In 2010 a study of unwanted horses and the role of nonprofit equine sanctuaries was released. The study was conducted by H.E. Holcomb, C.L Stull and P.H. Kass from School of Veterinary Medicine, University of California, Davis. The objective of this project was to retrieve comprehensive data from nonprofit organization that tend to the unwanted horse population as well as the outcome of the horses accepted into horse rescues and sanctuaries.

In 2007 the last equine slaughter facilities in the United States were closed, reducing the options for unwanted horses. There are many potential reasons why a horse becomes unwanted. Some of the reasons include illness, injury, age, misbehavior, lack of interest in the horse and unmarketable qualities. Some of the main issues with unwanted horses since the closing of the processing facilities include where to place them, and how to care for them. Through the years it has been estimated that a total of 100,000 horses become unwanted every year.

Equine rescues and sanctuaries struggle with space for these animals as well as funding. The number of eligible registered nonprofit equine rescues has been reported to be as high as 432 in recent years, with capacity to house only 13,400 horses (Unwanted Horse Coalition, 2009). Research showed that funding is the greatest challenge for maintaining rescue facilities. On average, it costs $3,648 a year to care for a horse at a rescue facility. This estimate includes maintenance costs and care of the horse such as labor. Many of the horses that come onto rescue facilities need extra care in order to become healthier. In fact, about one-half of the horses that were in the 2009 Unwanted Horse Survey were believed to be unhealthy because of injury, illness, poor body condition and lameness(reference).
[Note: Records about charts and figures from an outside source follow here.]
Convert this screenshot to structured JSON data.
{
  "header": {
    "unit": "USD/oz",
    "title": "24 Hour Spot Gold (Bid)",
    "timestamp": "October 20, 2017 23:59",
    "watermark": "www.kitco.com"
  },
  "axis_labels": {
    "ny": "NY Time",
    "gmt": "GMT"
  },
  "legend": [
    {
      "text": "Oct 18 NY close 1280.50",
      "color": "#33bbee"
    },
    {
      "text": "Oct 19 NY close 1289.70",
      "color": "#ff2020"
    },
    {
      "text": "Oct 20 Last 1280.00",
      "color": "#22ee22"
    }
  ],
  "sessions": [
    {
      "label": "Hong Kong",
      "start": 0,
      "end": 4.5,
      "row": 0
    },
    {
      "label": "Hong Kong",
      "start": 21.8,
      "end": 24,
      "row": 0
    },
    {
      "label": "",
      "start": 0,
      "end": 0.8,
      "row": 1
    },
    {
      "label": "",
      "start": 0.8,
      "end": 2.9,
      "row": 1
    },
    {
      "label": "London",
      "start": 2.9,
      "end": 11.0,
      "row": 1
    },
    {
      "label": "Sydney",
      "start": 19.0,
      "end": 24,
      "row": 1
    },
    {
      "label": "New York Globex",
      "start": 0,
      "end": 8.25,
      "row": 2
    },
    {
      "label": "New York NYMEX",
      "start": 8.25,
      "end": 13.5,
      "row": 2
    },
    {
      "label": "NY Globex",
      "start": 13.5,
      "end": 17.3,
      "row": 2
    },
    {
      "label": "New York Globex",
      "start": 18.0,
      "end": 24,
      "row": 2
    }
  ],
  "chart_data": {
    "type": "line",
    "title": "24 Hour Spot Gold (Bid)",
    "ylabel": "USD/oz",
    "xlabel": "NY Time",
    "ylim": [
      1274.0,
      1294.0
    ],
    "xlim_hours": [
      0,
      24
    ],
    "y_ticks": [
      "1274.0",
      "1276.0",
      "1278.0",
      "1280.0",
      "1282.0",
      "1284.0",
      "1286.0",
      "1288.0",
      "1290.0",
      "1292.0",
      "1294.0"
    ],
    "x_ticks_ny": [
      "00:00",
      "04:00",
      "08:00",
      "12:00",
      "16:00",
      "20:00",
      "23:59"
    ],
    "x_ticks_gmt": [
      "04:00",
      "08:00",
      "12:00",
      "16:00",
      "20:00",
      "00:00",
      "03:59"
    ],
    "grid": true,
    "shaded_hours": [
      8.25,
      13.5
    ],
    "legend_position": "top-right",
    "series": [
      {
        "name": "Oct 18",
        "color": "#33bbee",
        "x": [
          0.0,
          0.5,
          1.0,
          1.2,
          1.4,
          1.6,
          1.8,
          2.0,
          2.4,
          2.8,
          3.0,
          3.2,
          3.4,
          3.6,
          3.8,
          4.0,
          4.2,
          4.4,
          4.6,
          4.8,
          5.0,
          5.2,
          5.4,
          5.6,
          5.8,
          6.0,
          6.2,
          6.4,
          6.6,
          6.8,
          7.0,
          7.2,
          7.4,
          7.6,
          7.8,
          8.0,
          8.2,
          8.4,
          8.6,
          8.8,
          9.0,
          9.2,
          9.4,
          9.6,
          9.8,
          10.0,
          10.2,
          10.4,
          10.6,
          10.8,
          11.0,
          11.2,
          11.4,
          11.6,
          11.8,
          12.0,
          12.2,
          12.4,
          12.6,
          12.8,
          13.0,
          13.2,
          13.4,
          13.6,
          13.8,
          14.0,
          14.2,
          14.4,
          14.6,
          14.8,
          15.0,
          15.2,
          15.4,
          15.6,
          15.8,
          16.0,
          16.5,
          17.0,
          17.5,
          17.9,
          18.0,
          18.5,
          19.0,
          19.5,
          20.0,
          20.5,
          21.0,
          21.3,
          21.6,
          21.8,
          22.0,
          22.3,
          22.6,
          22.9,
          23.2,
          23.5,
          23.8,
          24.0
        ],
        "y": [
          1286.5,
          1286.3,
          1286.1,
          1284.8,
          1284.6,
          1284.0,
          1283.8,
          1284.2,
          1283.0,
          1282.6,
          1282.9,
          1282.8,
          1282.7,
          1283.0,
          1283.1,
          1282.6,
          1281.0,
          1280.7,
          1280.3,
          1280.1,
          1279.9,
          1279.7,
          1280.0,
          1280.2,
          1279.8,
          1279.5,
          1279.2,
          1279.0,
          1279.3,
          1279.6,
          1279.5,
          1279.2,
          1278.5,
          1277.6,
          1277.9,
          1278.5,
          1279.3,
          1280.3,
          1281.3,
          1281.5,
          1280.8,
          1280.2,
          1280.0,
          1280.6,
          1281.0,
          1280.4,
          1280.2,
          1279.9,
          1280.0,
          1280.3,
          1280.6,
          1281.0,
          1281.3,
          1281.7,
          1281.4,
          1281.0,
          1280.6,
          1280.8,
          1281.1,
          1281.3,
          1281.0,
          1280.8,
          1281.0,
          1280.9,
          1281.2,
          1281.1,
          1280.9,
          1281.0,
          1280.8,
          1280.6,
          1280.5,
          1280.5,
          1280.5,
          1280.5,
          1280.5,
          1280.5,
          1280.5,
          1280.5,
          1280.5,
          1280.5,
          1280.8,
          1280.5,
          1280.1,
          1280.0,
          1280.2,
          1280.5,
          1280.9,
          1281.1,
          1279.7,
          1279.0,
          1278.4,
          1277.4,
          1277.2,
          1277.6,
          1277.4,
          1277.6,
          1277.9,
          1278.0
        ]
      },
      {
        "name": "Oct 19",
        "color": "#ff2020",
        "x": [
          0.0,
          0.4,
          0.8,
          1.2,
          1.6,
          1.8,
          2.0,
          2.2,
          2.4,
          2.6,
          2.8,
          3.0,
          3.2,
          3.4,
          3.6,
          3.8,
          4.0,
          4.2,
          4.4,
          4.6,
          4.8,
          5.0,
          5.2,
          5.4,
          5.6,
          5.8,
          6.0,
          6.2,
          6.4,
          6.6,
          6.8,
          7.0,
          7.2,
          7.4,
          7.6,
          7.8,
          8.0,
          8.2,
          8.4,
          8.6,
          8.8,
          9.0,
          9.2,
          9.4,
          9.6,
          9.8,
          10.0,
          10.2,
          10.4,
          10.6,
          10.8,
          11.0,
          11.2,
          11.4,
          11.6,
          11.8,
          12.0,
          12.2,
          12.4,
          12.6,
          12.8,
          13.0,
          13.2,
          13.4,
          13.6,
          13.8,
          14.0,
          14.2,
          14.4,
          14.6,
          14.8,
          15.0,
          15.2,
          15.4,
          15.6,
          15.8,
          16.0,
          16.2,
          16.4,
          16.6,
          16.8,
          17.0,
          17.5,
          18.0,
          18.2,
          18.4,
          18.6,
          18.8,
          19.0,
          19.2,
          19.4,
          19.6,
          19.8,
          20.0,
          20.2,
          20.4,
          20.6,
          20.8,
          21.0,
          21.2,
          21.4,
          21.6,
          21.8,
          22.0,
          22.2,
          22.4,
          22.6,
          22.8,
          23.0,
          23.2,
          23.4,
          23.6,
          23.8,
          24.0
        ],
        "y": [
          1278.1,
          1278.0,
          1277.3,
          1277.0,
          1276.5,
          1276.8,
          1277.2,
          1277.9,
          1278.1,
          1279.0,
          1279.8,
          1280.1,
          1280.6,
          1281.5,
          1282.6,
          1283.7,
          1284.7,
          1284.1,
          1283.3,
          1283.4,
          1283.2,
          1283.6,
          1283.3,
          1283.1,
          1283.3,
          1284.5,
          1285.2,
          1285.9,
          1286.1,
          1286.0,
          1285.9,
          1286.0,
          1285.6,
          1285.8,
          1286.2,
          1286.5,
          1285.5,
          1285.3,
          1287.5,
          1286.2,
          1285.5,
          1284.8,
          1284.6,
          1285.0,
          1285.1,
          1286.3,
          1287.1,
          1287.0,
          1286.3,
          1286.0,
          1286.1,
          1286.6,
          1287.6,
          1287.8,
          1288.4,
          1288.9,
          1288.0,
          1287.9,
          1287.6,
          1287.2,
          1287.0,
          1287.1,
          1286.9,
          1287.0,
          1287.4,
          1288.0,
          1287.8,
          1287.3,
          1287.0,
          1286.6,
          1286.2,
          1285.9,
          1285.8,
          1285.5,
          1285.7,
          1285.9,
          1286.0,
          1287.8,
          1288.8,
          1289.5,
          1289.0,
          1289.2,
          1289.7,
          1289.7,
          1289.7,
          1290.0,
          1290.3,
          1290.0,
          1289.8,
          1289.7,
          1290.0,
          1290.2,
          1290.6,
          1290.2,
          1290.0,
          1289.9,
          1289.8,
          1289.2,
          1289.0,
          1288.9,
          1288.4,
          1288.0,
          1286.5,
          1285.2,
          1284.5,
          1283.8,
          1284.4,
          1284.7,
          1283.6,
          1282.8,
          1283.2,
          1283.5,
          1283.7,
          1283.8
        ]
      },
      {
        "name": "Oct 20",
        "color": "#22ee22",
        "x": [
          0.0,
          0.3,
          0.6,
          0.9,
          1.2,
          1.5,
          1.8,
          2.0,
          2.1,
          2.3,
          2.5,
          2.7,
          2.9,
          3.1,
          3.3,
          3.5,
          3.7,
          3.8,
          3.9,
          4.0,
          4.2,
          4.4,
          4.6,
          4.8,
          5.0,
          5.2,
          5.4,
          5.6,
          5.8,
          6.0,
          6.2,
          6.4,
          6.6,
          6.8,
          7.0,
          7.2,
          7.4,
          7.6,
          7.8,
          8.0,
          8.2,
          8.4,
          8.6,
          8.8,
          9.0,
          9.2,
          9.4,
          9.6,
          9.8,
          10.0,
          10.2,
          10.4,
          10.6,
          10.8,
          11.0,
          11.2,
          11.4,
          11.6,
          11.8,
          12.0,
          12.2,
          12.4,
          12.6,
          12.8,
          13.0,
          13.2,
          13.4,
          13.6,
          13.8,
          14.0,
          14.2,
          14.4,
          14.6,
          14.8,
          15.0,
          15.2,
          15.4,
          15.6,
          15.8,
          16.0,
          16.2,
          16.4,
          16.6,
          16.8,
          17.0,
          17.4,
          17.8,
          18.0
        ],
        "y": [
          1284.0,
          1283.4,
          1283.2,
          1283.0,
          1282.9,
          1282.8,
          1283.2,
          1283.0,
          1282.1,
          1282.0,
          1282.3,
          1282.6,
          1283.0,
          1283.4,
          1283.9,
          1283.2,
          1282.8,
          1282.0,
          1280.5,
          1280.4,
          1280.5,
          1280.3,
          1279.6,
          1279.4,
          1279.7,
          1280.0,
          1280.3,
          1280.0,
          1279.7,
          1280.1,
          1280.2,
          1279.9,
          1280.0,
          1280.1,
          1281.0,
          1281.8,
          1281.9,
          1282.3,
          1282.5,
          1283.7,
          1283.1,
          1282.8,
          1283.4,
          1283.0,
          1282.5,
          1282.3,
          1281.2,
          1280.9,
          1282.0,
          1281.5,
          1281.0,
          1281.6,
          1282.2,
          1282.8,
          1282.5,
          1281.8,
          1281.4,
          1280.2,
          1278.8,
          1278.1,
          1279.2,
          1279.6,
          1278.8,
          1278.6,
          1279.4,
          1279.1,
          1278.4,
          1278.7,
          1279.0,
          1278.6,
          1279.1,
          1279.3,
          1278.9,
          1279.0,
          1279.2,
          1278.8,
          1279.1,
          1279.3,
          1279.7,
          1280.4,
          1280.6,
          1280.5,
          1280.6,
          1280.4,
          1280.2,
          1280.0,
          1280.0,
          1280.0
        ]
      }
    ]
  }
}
With the lack of funding, equine rescues are sometimes challenged with the option of closing their doors to more horses or perhaps closing the rescue facility.

In closing, equine rescue facilities and sanctuaries start up with good intentions for helping horses. Adoption is a great way to help with the unwanted horse problem. However, as mentioned before, 100,000 horses become unwanted every year, and not all of these horses are adoptable. This causes hardships within rescue facilities because of the lack of space and funding for the horses and the people in charge of the facility.